The second anniversary of the health care act, which is
today, started me some days ago looking at data. Today I dug out the global
rankings of health care outcomes produced a while back (1997) by the World
Health Organization. It’s rather a complicated index built around the
achievement of five health goals. One among them is that the national system’s costs should be fairly distributed, thus the degree to which everyone contributes should be as equal as
possible. I had to dig a little to discover how WHO visualizes fairness. Here
is the process WHO suggests.
Measure first the total amount of each household’s contributions
to healthcare—in whatever form. Next, calculate the household’s income net of
the portion spent on subsistence—thus presumably food, clothing, shelter, and
perhaps necessary work-related transportation.
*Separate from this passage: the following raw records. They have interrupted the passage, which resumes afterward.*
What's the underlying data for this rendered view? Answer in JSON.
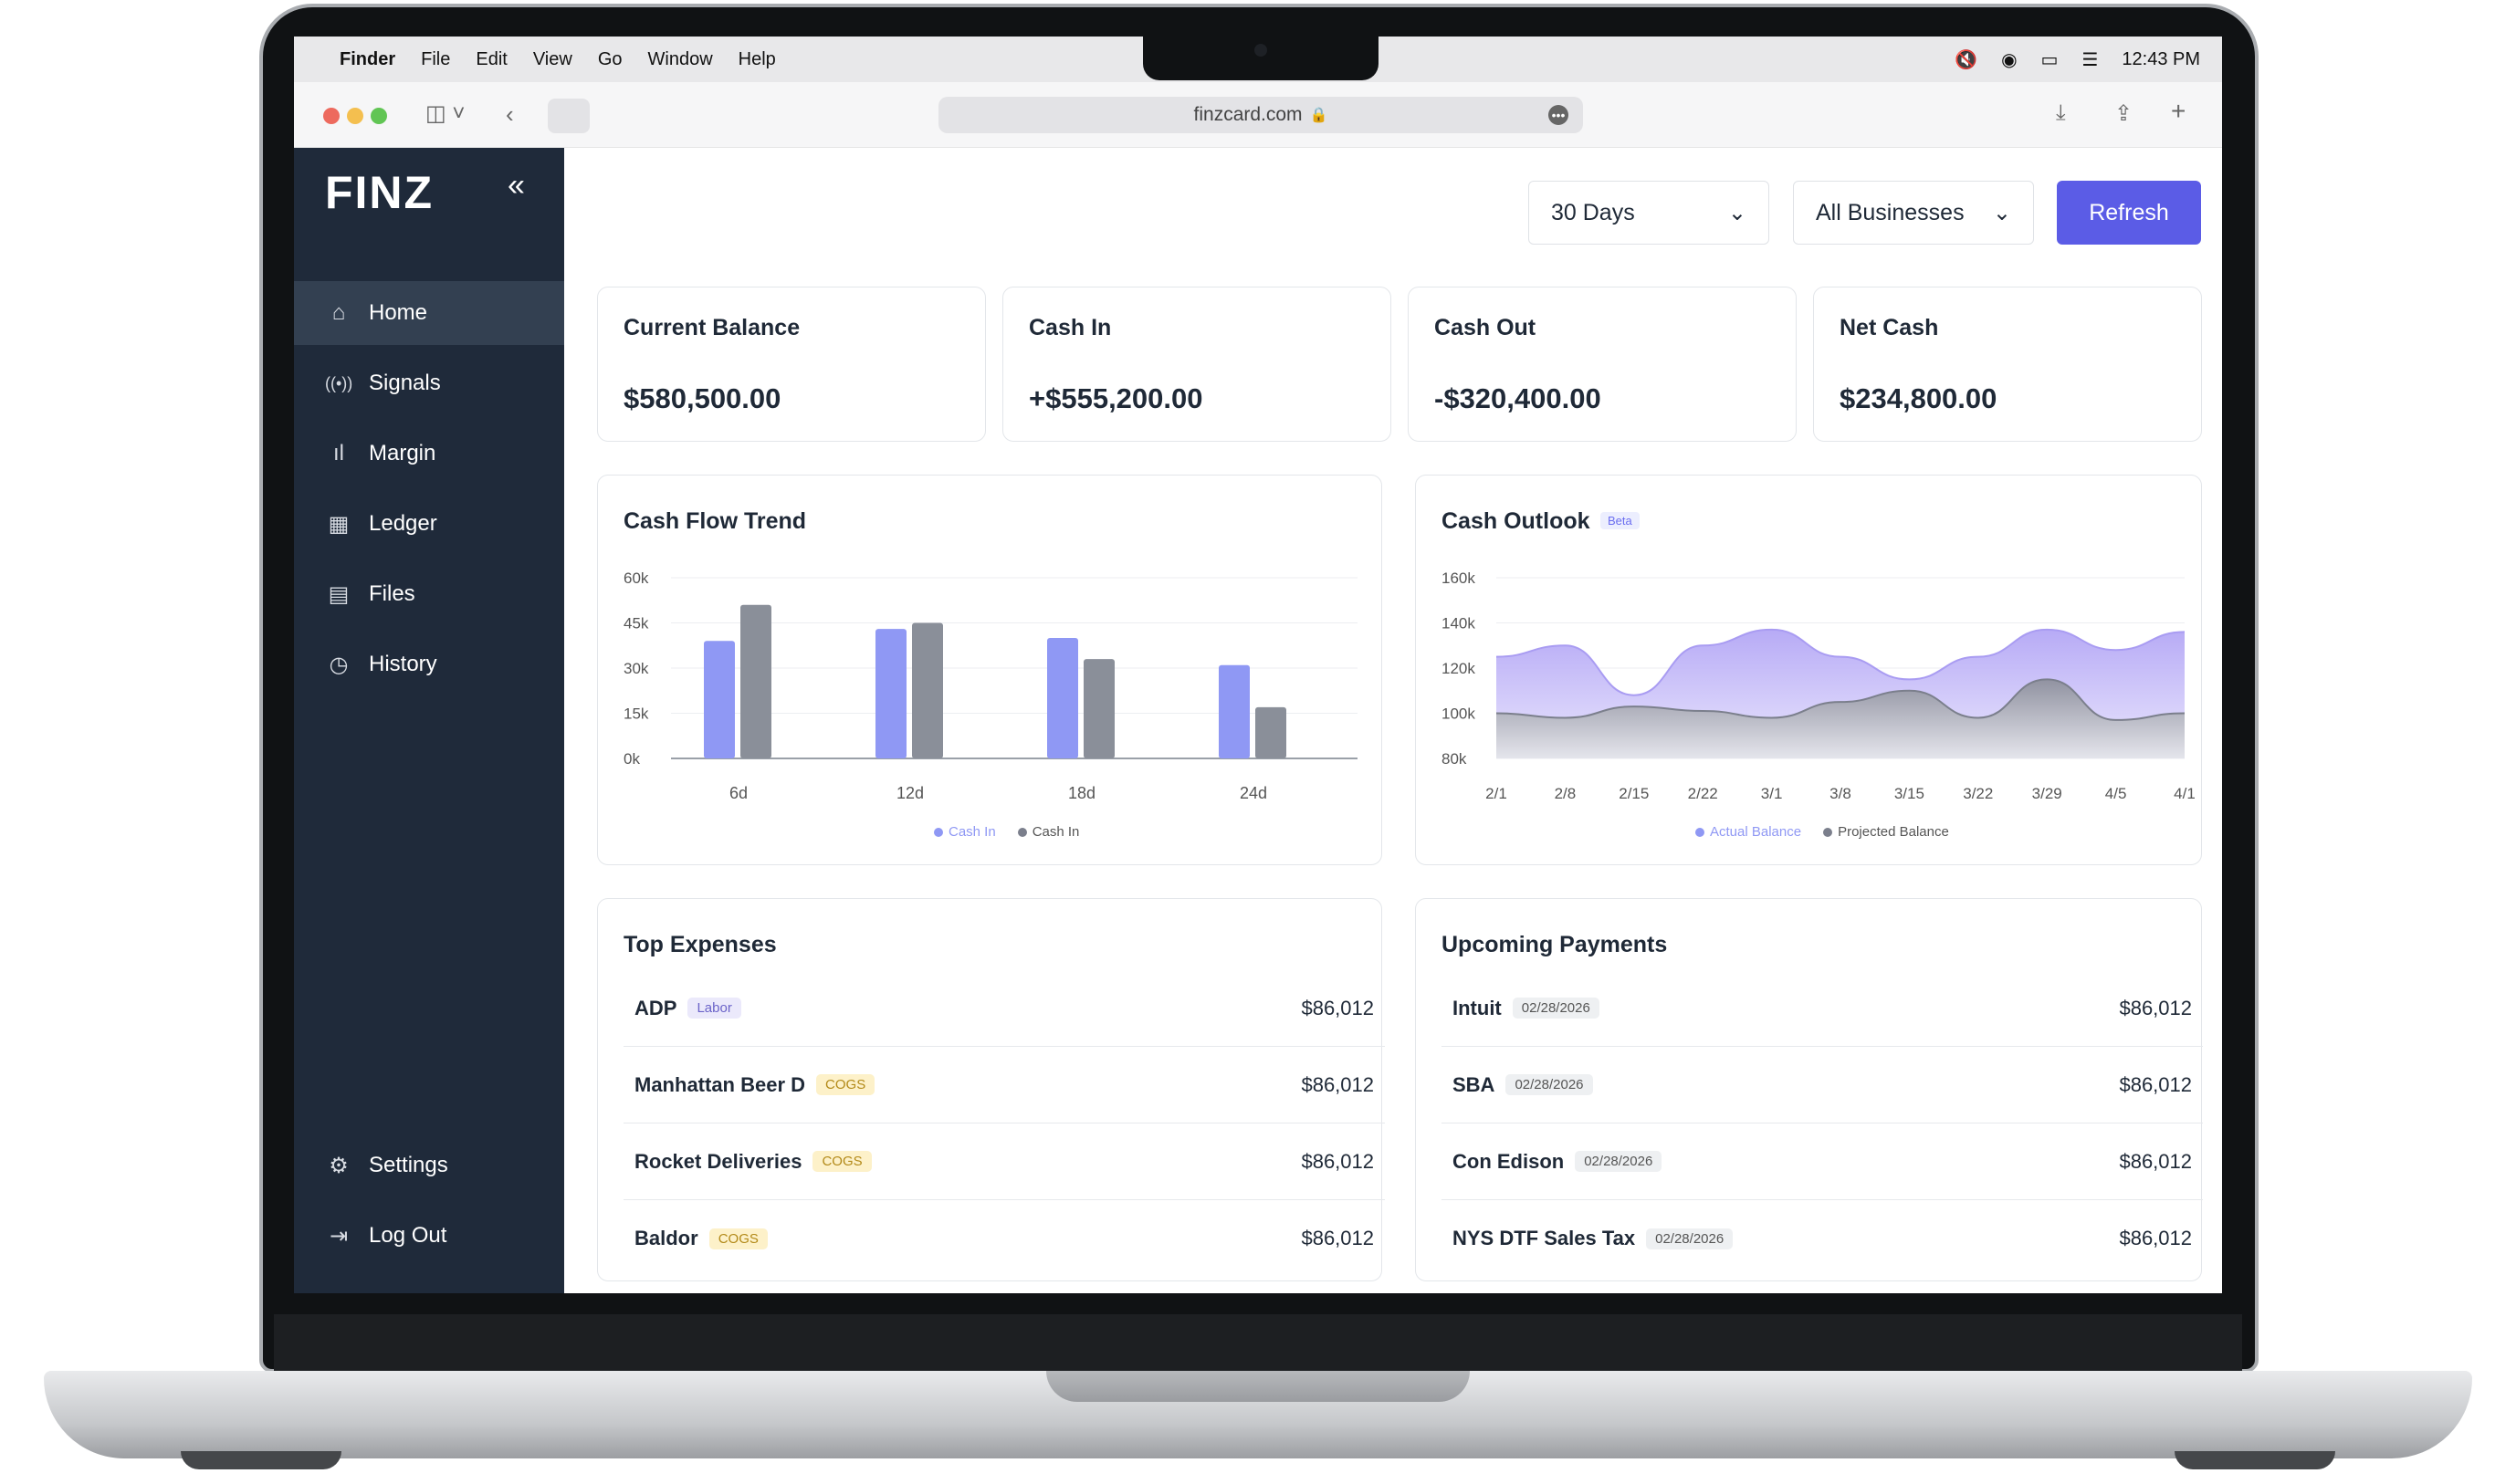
{
  "menubar": {
    "app": "Finder",
    "items": [
      "File",
      "Edit",
      "View",
      "Go",
      "Window",
      "Help"
    ],
    "time": "12:43 PM"
  },
  "browser": {
    "url": "finzcard.com"
  },
  "sidebar": {
    "logo": "FINZ",
    "collapse_icon": "«",
    "items": [
      {
        "label": "Home",
        "icon": "home-icon",
        "active": true
      },
      {
        "label": "Signals",
        "icon": "signal-icon"
      },
      {
        "label": "Margin",
        "icon": "bar-chart-icon"
      },
      {
        "label": "Ledger",
        "icon": "table-icon"
      },
      {
        "label": "Files",
        "icon": "file-icon"
      },
      {
        "label": "History",
        "icon": "clock-icon"
      }
    ],
    "bottom": [
      {
        "label": "Settings",
        "icon": "gear-icon"
      },
      {
        "label": "Log Out",
        "icon": "logout-icon"
      }
    ]
  },
  "toolbar": {
    "period": "30 Days",
    "business": "All Businesses",
    "refresh_label": "Refresh"
  },
  "stats": [
    {
      "label": "Current Balance",
      "value": "$580,500.00"
    },
    {
      "label": "Cash In",
      "value": "+$555,200.00"
    },
    {
      "label": "Cash Out",
      "value": "-$320,400.00"
    },
    {
      "label": "Net Cash",
      "value": "$234,800.00"
    }
  ],
  "cash_flow": {
    "title": "Cash Flow Trend",
    "legend": [
      "Cash In",
      "Cash In"
    ]
  },
  "cash_outlook": {
    "title": "Cash Outlook",
    "badge": "Beta",
    "legend": [
      "Actual Balance",
      "Projected Balance"
    ]
  },
  "chart_data": [
    {
      "type": "bar",
      "title": "Cash Flow Trend",
      "categories": [
        "6d",
        "12d",
        "18d",
        "24d"
      ],
      "yticks": [
        "60k",
        "45k",
        "30k",
        "15k",
        "0k"
      ],
      "ylim": [
        0,
        60000
      ],
      "series": [
        {
          "name": "Cash In",
          "color": "#8f98f4",
          "values": [
            39000,
            43000,
            40000,
            31000
          ]
        },
        {
          "name": "Cash In",
          "color": "#8a8f99",
          "values": [
            51000,
            45000,
            33000,
            17000
          ]
        }
      ],
      "legend": "bottom"
    },
    {
      "type": "area",
      "title": "Cash Outlook",
      "categories": [
        "2/1",
        "2/8",
        "2/15",
        "2/22",
        "3/1",
        "3/8",
        "3/15",
        "3/22",
        "3/29",
        "4/5",
        "4/1"
      ],
      "yticks": [
        "160k",
        "140k",
        "120k",
        "100k",
        "80k"
      ],
      "ylim": [
        80000,
        160000
      ],
      "series": [
        {
          "name": "Actual Balance",
          "color": "#a99cf2",
          "values": [
            125000,
            130000,
            108000,
            130000,
            137000,
            125000,
            115000,
            125000,
            137000,
            128000,
            136000
          ]
        },
        {
          "name": "Projected Balance",
          "color": "#7b7f8c",
          "values": [
            100000,
            98000,
            103000,
            101000,
            98000,
            105000,
            110000,
            98000,
            115000,
            97000,
            100000
          ]
        }
      ],
      "legend": "bottom"
    }
  ],
  "expenses": {
    "title": "Top Expenses",
    "rows": [
      {
        "name": "ADP",
        "tag": "Labor",
        "amount": "$86,012"
      },
      {
        "name": "Manhattan Beer D",
        "tag": "COGS",
        "amount": "$86,012"
      },
      {
        "name": "Rocket Deliveries",
        "tag": "COGS",
        "amount": "$86,012"
      },
      {
        "name": "Baldor",
        "tag": "COGS",
        "amount": "$86,012"
      }
    ]
  },
  "payments": {
    "title": "Upcoming Payments",
    "rows": [
      {
        "name": "Intuit",
        "date": "02/28/2026",
        "amount": "$86,012"
      },
      {
        "name": "SBA",
        "date": "02/28/2026",
        "amount": "$86,012"
      },
      {
        "name": "Con Edison",
        "date": "02/28/2026",
        "amount": "$86,012"
      },
      {
        "name": "NYS DTF Sales Tax",
        "date": "02/28/2026",
        "amount": "$86,012"
      }
    ]
  }
}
Now take the money contributed
to healthcare and divide it by the net income figure. You’ll get a percentage.
WHO’s idea of fairness is that all
households should have the same percent.
Before I comment, one or two bits more. The total
contribution above includes out-of-pocket expenditures, insurance premiums and
co-pays, and that portion of taxes, paid by the household, directly earmarked for
health care or later allocated to health care by government. WHO’s
idea of fairness also stipulates provisions in the system that protect
households from catastrophic expenses.
An equal contribution using percent of income naturally
translates into actual total household
contributions which will be zero for those who barely earn their subsistence, small for relatively low earners, and high, indeed very high, for
the rich. If one household’s residual income after necessities is $10,000,
another’s $100,000, and the percent of health care contribution is uniformly 15
percent, one pays $1,500 the other $15,000. The pool, however, is distributed
back to the contributors based on need.
The agency obviously sees health care as a communal system—not
as a market. WHO is trying to find an equitable way to pay for it. From every
household according to its ability to pay, to every household according to its
needs. This, of course is the community model. Every sort of entitlement is
best handled this way.
In this country two models are always at war. One is based
on nature, the other on nurture. Health care providers like to speak of demand,
of consumption—because they must compete to provide services and are thus
forced to masquerade as merchants. Those who love the market join them
in seeing health care as just another commodity. They think that the market
will soon sort it if we just put the scalpel in its hidden hand. Those who are
left out—and the market always leaves
somebody out—are grudgingly given a dole. It is for this reason that some people abhor all programs
that counter the hit-and-miss outcomes of markets. They have the means and want to keep them. They echo one of my
daughters’ famous words when, still a little girl and urged to share her toys
she announced: “I want to share by myself.” And therefore we have the
equivalent of a feeling that all entitlements are theft—even when we paid throughout
our working lives to collect ours in old age.
I think that many people who object to nurture miss the fact that our current system has both. Many hospitals were founded as charities and are obligated to provide emergency room care to those who need it, even though this is not an especially efficient system for providing medical care. Joyce and I noticed an article in the Lansing State Journal several days ago about people who receive emergency dental care from hospitals, but only after developing terrible infections. An ounce of prevention...
ReplyDeleteGood point, Dan. When I think back--and in my case that's lots of years and places in America--almost every hospital I've known well had religious foundations, be these Catholic, Protestant, or Jewish. And the few that did not were also founded by communities working together to improve services to their citizens.